Post-Op & Disposition
- Early ambulation, advance diet as tolerated, routine VTE prophylaxis if indicated.
- Discharge criteria: pain controlled with oral meds, afebrile, tolerating PO, reliable follow-up, wound care instructions.
- Return precautions: worsening pain, fever, vomiting, wound erythema/drainage.
Special Populations
- Pregnancy: MRI/US for diagnosis; early surgical consultation; laparoscopy is generally safe in experienced hands with pregnancy precautions.

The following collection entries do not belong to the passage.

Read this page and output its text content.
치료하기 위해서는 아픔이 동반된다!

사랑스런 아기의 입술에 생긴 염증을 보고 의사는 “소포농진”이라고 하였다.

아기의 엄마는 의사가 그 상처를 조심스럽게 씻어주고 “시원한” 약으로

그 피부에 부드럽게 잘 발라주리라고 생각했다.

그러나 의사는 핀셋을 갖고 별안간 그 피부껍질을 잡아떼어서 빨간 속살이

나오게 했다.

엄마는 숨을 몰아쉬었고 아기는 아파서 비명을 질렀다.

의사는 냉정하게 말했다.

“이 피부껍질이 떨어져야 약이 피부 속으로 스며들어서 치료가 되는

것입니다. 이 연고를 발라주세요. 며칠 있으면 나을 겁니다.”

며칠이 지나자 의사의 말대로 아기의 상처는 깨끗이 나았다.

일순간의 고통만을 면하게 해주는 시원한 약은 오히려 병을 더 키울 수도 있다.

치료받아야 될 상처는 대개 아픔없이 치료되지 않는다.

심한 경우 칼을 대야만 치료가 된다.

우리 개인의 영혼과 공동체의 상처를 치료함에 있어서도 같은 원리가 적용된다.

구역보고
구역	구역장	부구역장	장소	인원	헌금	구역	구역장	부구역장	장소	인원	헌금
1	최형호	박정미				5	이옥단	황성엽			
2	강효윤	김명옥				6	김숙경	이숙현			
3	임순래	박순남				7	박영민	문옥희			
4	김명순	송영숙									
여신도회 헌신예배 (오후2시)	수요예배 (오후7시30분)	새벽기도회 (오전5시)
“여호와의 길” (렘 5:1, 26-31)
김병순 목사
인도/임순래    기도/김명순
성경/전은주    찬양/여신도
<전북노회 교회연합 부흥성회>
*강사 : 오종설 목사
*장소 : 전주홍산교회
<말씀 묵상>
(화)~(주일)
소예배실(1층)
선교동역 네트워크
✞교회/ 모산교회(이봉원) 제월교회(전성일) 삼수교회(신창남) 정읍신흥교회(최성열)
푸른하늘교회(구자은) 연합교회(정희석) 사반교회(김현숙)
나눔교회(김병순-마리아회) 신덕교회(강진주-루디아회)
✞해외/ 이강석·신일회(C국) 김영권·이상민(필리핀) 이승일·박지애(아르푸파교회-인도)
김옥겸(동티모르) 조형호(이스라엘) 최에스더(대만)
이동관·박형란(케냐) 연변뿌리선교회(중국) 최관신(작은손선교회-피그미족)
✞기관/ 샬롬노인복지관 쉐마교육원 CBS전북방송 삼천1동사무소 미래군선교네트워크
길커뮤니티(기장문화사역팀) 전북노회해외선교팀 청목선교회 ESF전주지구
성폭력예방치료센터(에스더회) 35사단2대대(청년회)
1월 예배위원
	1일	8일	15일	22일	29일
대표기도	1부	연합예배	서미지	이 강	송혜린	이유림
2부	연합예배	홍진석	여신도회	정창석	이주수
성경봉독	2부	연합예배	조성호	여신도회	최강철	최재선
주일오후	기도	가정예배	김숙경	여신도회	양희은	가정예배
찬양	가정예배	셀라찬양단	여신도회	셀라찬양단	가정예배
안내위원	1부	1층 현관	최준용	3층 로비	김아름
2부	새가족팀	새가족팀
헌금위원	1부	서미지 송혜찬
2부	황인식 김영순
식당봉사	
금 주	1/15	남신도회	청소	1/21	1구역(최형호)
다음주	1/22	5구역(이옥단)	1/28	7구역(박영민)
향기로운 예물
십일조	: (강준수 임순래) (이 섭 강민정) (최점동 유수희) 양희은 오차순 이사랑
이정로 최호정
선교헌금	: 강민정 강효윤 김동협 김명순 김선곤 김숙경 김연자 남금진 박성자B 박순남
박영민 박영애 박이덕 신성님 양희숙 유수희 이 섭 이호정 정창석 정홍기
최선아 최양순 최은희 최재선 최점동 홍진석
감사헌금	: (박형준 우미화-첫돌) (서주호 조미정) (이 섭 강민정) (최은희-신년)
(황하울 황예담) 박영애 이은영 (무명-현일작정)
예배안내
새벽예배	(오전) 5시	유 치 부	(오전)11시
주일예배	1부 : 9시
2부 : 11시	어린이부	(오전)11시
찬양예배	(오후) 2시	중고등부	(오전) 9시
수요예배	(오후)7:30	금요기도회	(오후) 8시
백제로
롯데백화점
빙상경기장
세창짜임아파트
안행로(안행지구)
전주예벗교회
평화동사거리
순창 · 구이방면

- Elderly/diabetics/immunosuppressed: higher perforation risk and atypical presentation—lower threshold for imaging and admission.
- Pediatrics: US-first, pediatric surgery involvement; perforation rates rise with delay—prioritize throughput.
Quality & Pitfalls
- Don’t delay analgesia—pain control doesn’t hide the diagnosis.
- Beware normal WBC early; CRP trends help but are nonspecific.
- Document shared decision-making if choosing antibiotics-first; ensure rapid return plan for recurrence.
Patient FAQs
“Can antibiotics cure appendicitis?” Sometimes for uncomplicated cases, but there’s a meaningful chance it returns later. Surgery is definitive.
“Is a CT scan always needed?” No. Children and many adults can be diagnosed with ultrasound first; CT or MRI clarifies when US is equivocal or complications are suspected.
References & Notes
Pragmatic pathway: risk scores (Alvarado/AIR/PAS), ultrasound-first in kids/young adults, low-dose CT or MRI as needed, peri-op antibiotics, and thoughtful selection for antibiotics-first vs laparoscopic appendectomy. Local surgical and radiology protocols apply. Educational only.